El extrañamiento y desconcierto que sintió Jesús de su humanidad era algo que debía esperarse. Desde la eternidad el Hijo estuvo sólo con su Padre y nunca experimentó algo distinto a su propia divinidad. Al momento de incorporarse al género humano vivió por primera vez una segunda naturaleza, la cual conocía desde la eternidad, pero que tuvo que aprender a habitarla. Si a todos los humanos nos cuesta tiempo controlar nuestro cuerpo y emociones, ¿por qué esperar algo distinto de aquel que debió aprender a sentir siendo antes impasible? El niño Jesús con su anticipada sabiduría persigue su humanidad como se sigue una pista: se equivoca y aprende de sus errores, corrige el rumbo y gana pericia.

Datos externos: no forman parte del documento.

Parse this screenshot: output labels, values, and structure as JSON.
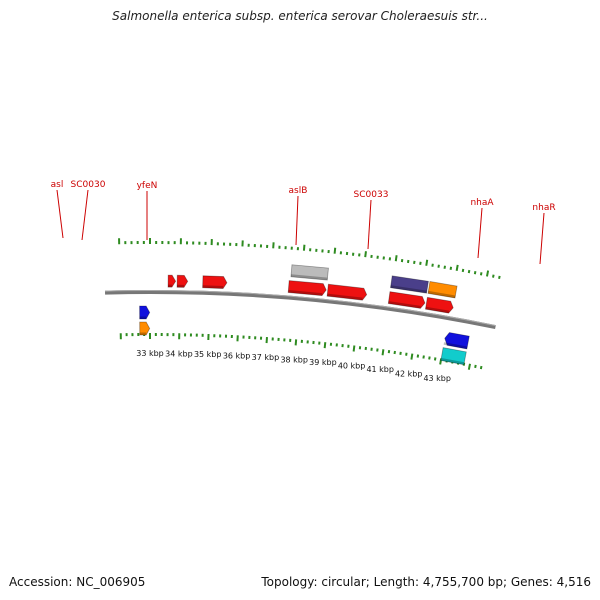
{
  "title": "Salmonella enterica subsp. enterica serovar Choleraesuis str...",
  "footer": {
    "accession": "Accession: NC_006905",
    "stats": "Topology: circular; Length: 4,755,700 bp; Genes: 4,516"
  },
  "colors": {
    "backbone": "#777777",
    "ticks": "#2e8b20",
    "label_text": "#cc0000",
    "label_line": "#cc0000",
    "red_gene": "#ee1111",
    "gray_gene": "#bbbbbb",
    "purple_gene": "#4a3f8a",
    "orange_gene": "#ff8c00",
    "blue_gene": "#1111dd",
    "cyan_gene": "#11cccc"
  },
  "kbp_labels": [
    "33 kbp",
    "34 kbp",
    "35 kbp",
    "36 kbp",
    "37 kbp",
    "38 kbp",
    "39 kbp",
    "40 kbp",
    "41 kbp",
    "42 kbp",
    "43 kbp"
  ],
  "gene_labels": [
    {
      "name": "asl",
      "kb": 33.8
    },
    {
      "name": "SC0030",
      "kb": 34.1
    },
    {
      "name": "yfeN",
      "kb": 35.2
    },
    {
      "name": "aslB",
      "kb": 37.9
    },
    {
      "name": "SC0033",
      "kb": 39.1
    },
    {
      "name": "nhaA",
      "kb": 41.4
    },
    {
      "name": "nhaR",
      "kb": 42.5
    }
  ],
  "genes": [
    {
      "name": "blue-left",
      "track": "rev1",
      "start": 32.65,
      "end": 32.99,
      "color": "blue",
      "dir": "fwd"
    },
    {
      "name": "orange-left",
      "track": "rev2",
      "start": 32.65,
      "end": 32.99,
      "color": "orange",
      "dir": "fwd"
    },
    {
      "name": "gene-1",
      "track": "fwd1",
      "start": 33.6,
      "end": 33.85,
      "color": "red",
      "dir": "fwd"
    },
    {
      "name": "gene-2",
      "track": "fwd1",
      "start": 33.9,
      "end": 34.25,
      "color": "red",
      "dir": "fwd"
    },
    {
      "name": "yfeN",
      "track": "fwd1",
      "start": 34.75,
      "end": 35.55,
      "color": "red",
      "dir": "fwd"
    },
    {
      "name": "aslB-gray",
      "track": "fwd2",
      "start": 37.65,
      "end": 38.85,
      "color": "gray",
      "dir": "none"
    },
    {
      "name": "aslB",
      "track": "fwd1",
      "start": 37.6,
      "end": 38.85,
      "color": "red",
      "dir": "fwd"
    },
    {
      "name": "SC0033",
      "track": "fwd1",
      "start": 38.9,
      "end": 40.2,
      "color": "red",
      "dir": "fwd"
    },
    {
      "name": "nhaA-purple",
      "track": "fwd2",
      "start": 40.95,
      "end": 42.15,
      "color": "purple",
      "dir": "none"
    },
    {
      "name": "nhaA",
      "track": "fwd1",
      "start": 40.95,
      "end": 42.15,
      "color": "red",
      "dir": "fwd"
    },
    {
      "name": "nhaR-orange",
      "track": "fwd2",
      "start": 42.2,
      "end": 43.1,
      "color": "orange",
      "dir": "none"
    },
    {
      "name": "nhaR",
      "track": "fwd1",
      "start": 42.2,
      "end": 43.1,
      "color": "red",
      "dir": "fwd"
    },
    {
      "name": "blue-right",
      "track": "rev1",
      "start": 43.0,
      "end": 43.8,
      "color": "blue",
      "dir": "rev"
    },
    {
      "name": "cyan-right",
      "track": "rev2",
      "start": 43.0,
      "end": 43.8,
      "color": "cyan",
      "dir": "none"
    }
  ]
}
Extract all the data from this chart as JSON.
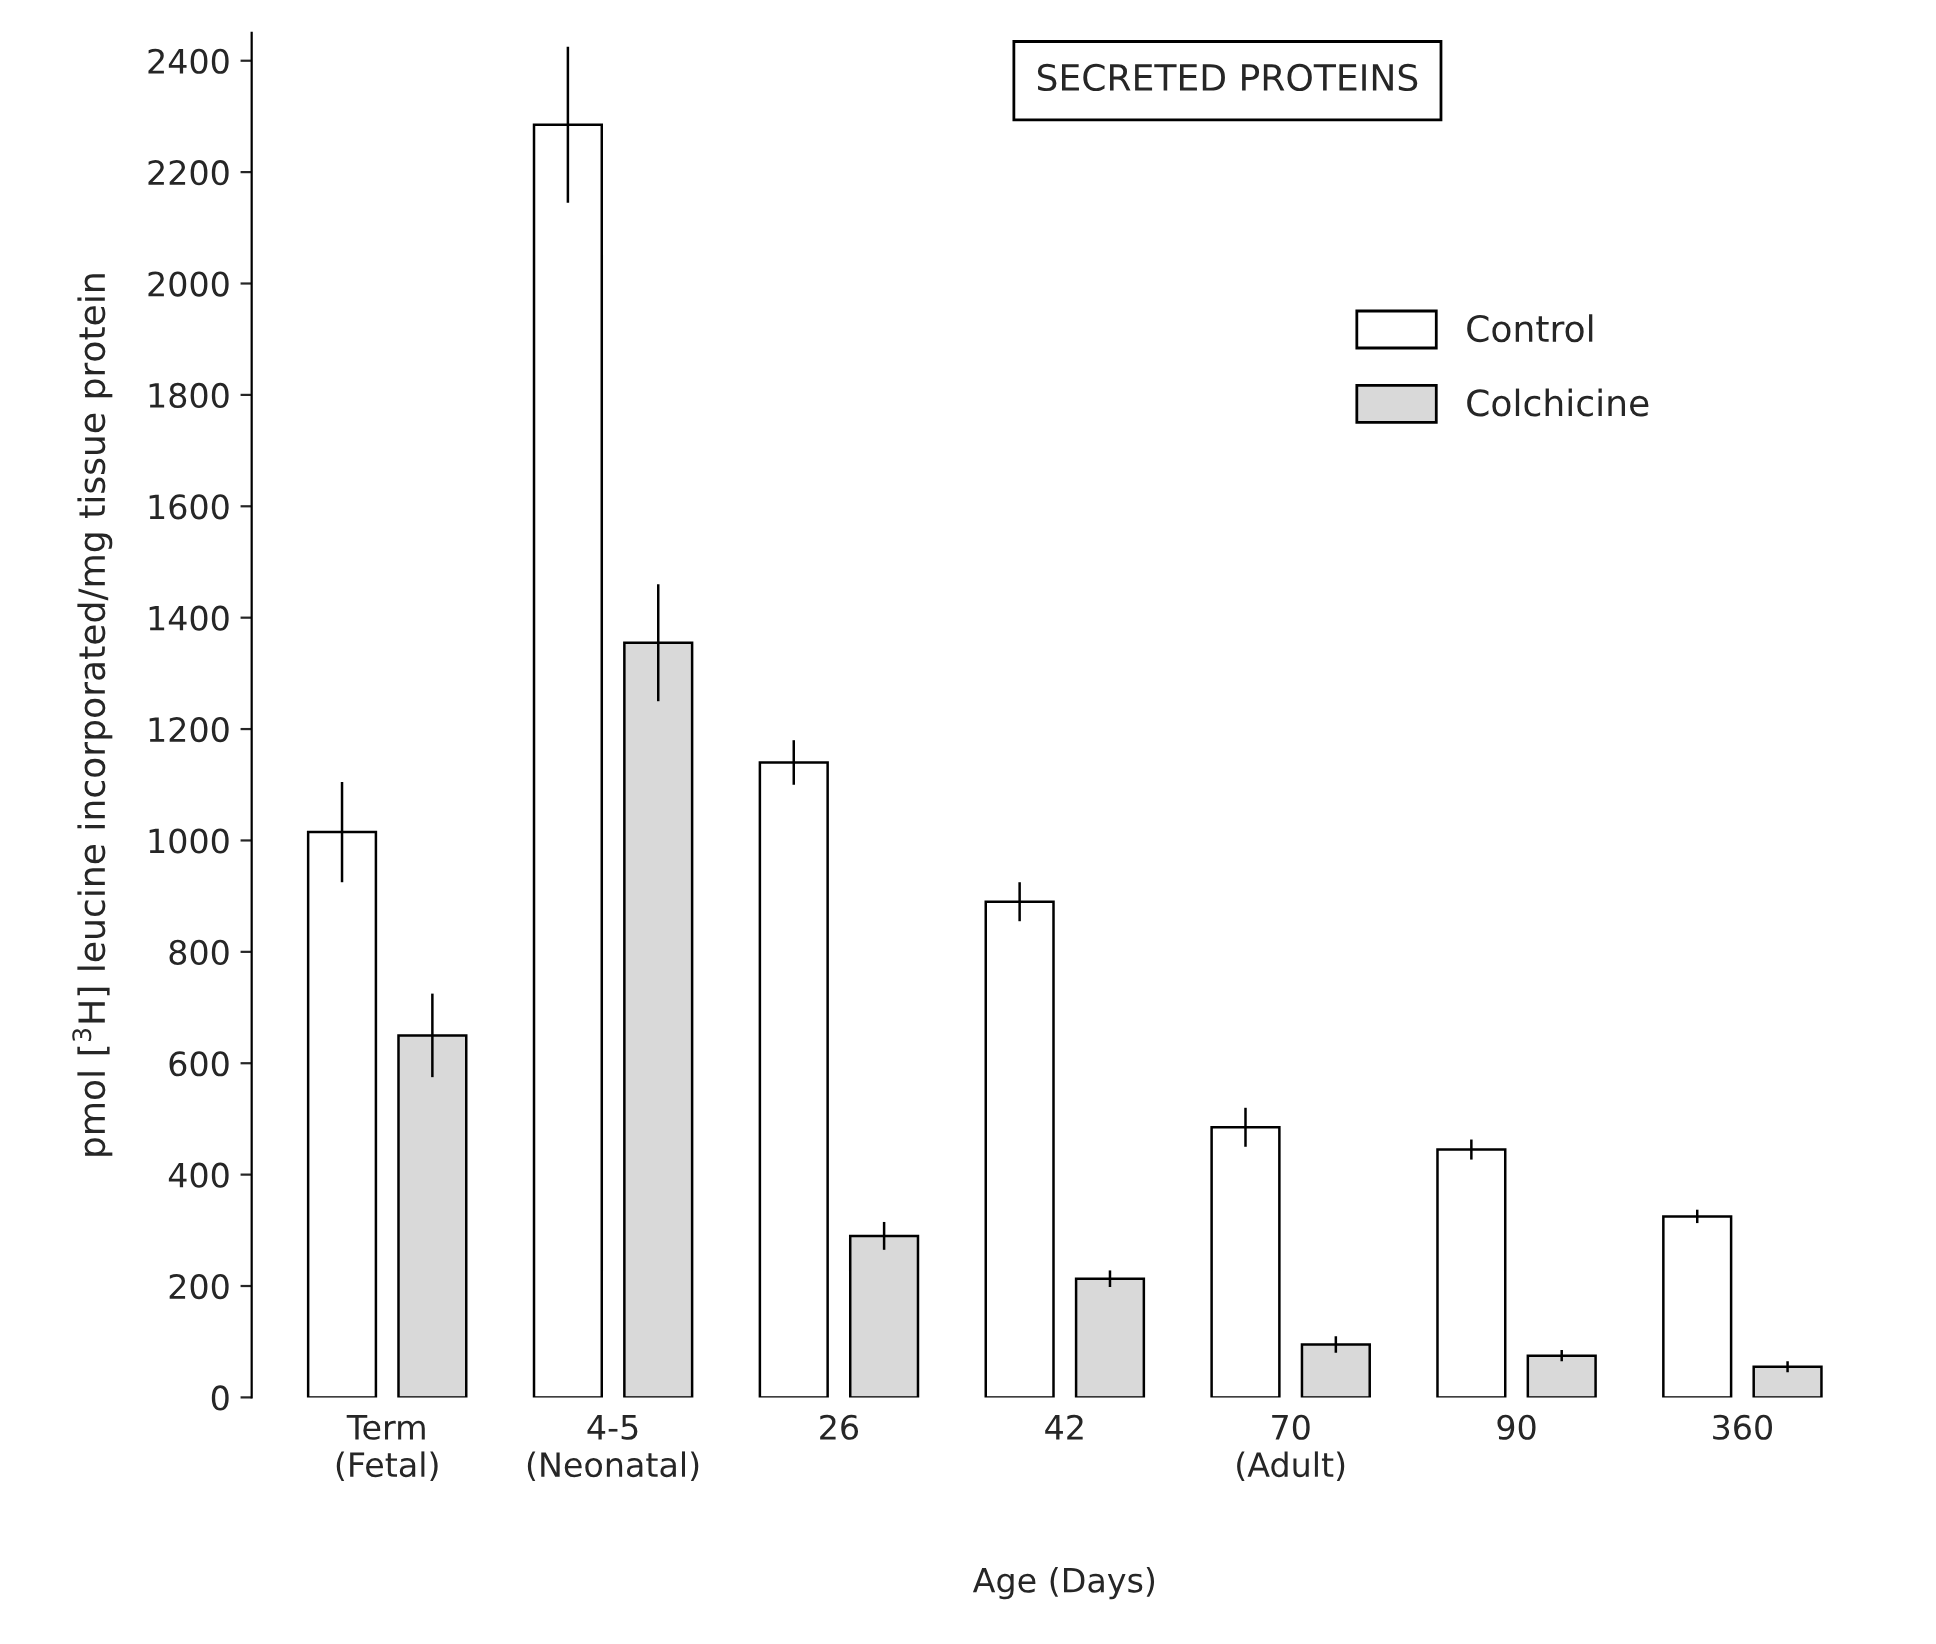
{
  "chart_data": {
    "type": "bar",
    "title": "SECRETED PROTEINS",
    "xlabel": "Age (Days)",
    "ylabel": "pmol [$^{3}$H] leucine incorporated/mg tissue protein",
    "categories": [
      "Term\n(Fetal)",
      "4-5\n(Neonatal)",
      "26",
      "42",
      "70\n(Adult)",
      "90",
      "360"
    ],
    "series": [
      {
        "name": "Control",
        "color": "#ffffff",
        "values": [
          1015,
          2285,
          1140,
          890,
          485,
          445,
          325
        ],
        "errors": [
          90,
          140,
          40,
          35,
          35,
          18,
          12
        ]
      },
      {
        "name": "Colchicine",
        "color": "#d9d9d9",
        "values": [
          650,
          1355,
          290,
          213,
          95,
          75,
          55
        ],
        "errors": [
          75,
          105,
          25,
          15,
          15,
          10,
          10
        ]
      }
    ],
    "ylim": [
      0,
      2450
    ],
    "yticks": [
      0,
      200,
      400,
      600,
      800,
      1000,
      1200,
      1400,
      1600,
      1800,
      2000,
      2200,
      2400
    ],
    "legend": "top right",
    "grid": false
  }
}
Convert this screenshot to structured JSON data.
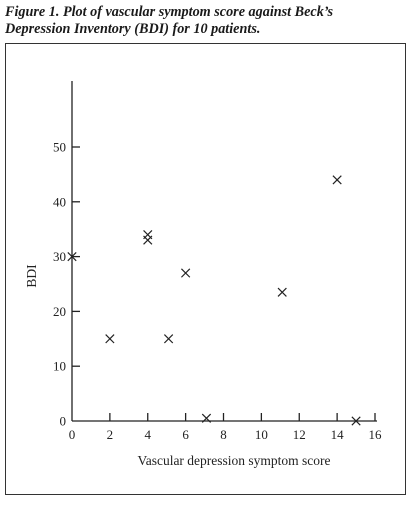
{
  "figure": {
    "caption_line1": "Figure 1. Plot of vascular symptom score against Beck’s",
    "caption_line2": "Depression Inventory (BDI) for 10 patients."
  },
  "chart_data": {
    "type": "scatter",
    "title": "",
    "xlabel": "Vascular depression symptom score",
    "ylabel": "BDI",
    "xlim": [
      0,
      16
    ],
    "ylim": [
      0,
      50
    ],
    "x_ticks": [
      0,
      2,
      4,
      6,
      8,
      10,
      12,
      14,
      16
    ],
    "y_ticks": [
      0,
      10,
      20,
      30,
      40,
      50
    ],
    "marker": "x",
    "grid": false,
    "series": [
      {
        "points": [
          {
            "x": 0,
            "y": 30
          },
          {
            "x": 2,
            "y": 15
          },
          {
            "x": 4,
            "y": 34
          },
          {
            "x": 4,
            "y": 33
          },
          {
            "x": 5.1,
            "y": 15
          },
          {
            "x": 6,
            "y": 27
          },
          {
            "x": 7.1,
            "y": 0.5
          },
          {
            "x": 11.1,
            "y": 23.5
          },
          {
            "x": 14,
            "y": 44
          },
          {
            "x": 15,
            "y": 0
          }
        ]
      }
    ]
  }
}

Así era él, un niño ungido que puede dar vida al barro con un aplauso y matar con un gesto, alguien que multiplica espigas de trigo y las regala a los pobres, pero que es violento a la menor provocación; es el hijo iracundo de José y María, el futuro redentor del mundo.    

Evangelios apócrifos

(traducciones libres)

1. Teniendo seis años de edad, su madre lo envió a traer agua para la casa, ella le dio el cántaro. Él chocó con la multitud y el cántaro se rompió.

2. Jesús acomodó la misma agua que había derramado y la llevó con su madre. Su madre viendo el significado de lo que había ocurrido, lo besó. Ella veía de cerca los misterios, ella vio lo que él podía hacer.

3. El hijo de Anas, el escriba, estaba de pie en el mismo lugar que José, y tomó una rama de sauce y derramó el agua que Jesús había juntado. Al ver Jesús lo que había ocurrido, se enojó y le dijo: “Injusto, profano e insensible, ¿qué mal te hizo el charco y el agua? Ahora tú estarás tan seco como un árbol sin hojas, raíces o frutos”. Y el niño completo se secó de modo inmediato. Jesús se dio la vuelta y regresó a la casa de José. Los padres del desecado entonaron un canto fúnebre por su juventud, y lo llevaron hacia donde estaba José, y lo acusaron por el tipo de cosas que hacía el niño.  

4. Mientras caminaba una vez más por el pueblo, un niño que corría chocó con su hombro y Jesús con amargura le dijo: “No seguirías tu camino”. El niño cayó muerto de inmediato. Quienes vieron lo que pasó dijeron: “¿De dónde ha nacido este niño, cuya palabra es siempre cosa segura?” Los padres del difunto se acercaron con José y le acusaban diciendo: “Desde que tienes a este niño no puedes vivir en el pueblo con nosotros. O lo educas para bendecir y que no maldiga, puesto que él está matando a nuestros niños”.  

5. José llamó al niño a solas para reprimirlo, diciéndole “¿Por qué lo haces?, ¡ellos sufren estas cosas, nos odian y persiguen!” Jesús dijo: “Yo sé que tus palabras no son tuyas, del mismo modo yo guardaré silencio por ti, pero cualquiera de ellos llevará encima el castigo”. Al punto que los que lo acusaban quedaron ciegos. Quienes vieron esto quedaron muy aterrados y desconcertados, ellos decían que cualquier palabra que él pronunciaba, fuera buena o mala, era realidad y llegaba a ser un prodigio. Al presenciar las cosas que hizo Jesús, José se levantó tomó su oreja y la jaló con violencia. El niño sintió ira y le dijo: “Para ti es suficiente buscar y no encontrar, obras enteramente con ignorancia, ¿no sabes que soy tuyo? No hagas que me aflija”.  

8. Cuando los judíos aconsejaban a Zaqueo, el niño rio fuertemente y dijo: “Ahora produzcan sus frutos y los ciegos podrán ver con el corazón. Yo estoy presente desde lo alto para maldecirlos y los llamaré hacia lo alto, tal y como lo ordenó quien me envió a ustedes”. Desde que el niño puso fin a sus palabras, de manera inmediata estuvieron a salvo todos aquellos sobre los que había caído la maldición y entonces nadie tenía la audacia de provocar su enojo, para que no descendiera la maldición y alguien fuese mutilado.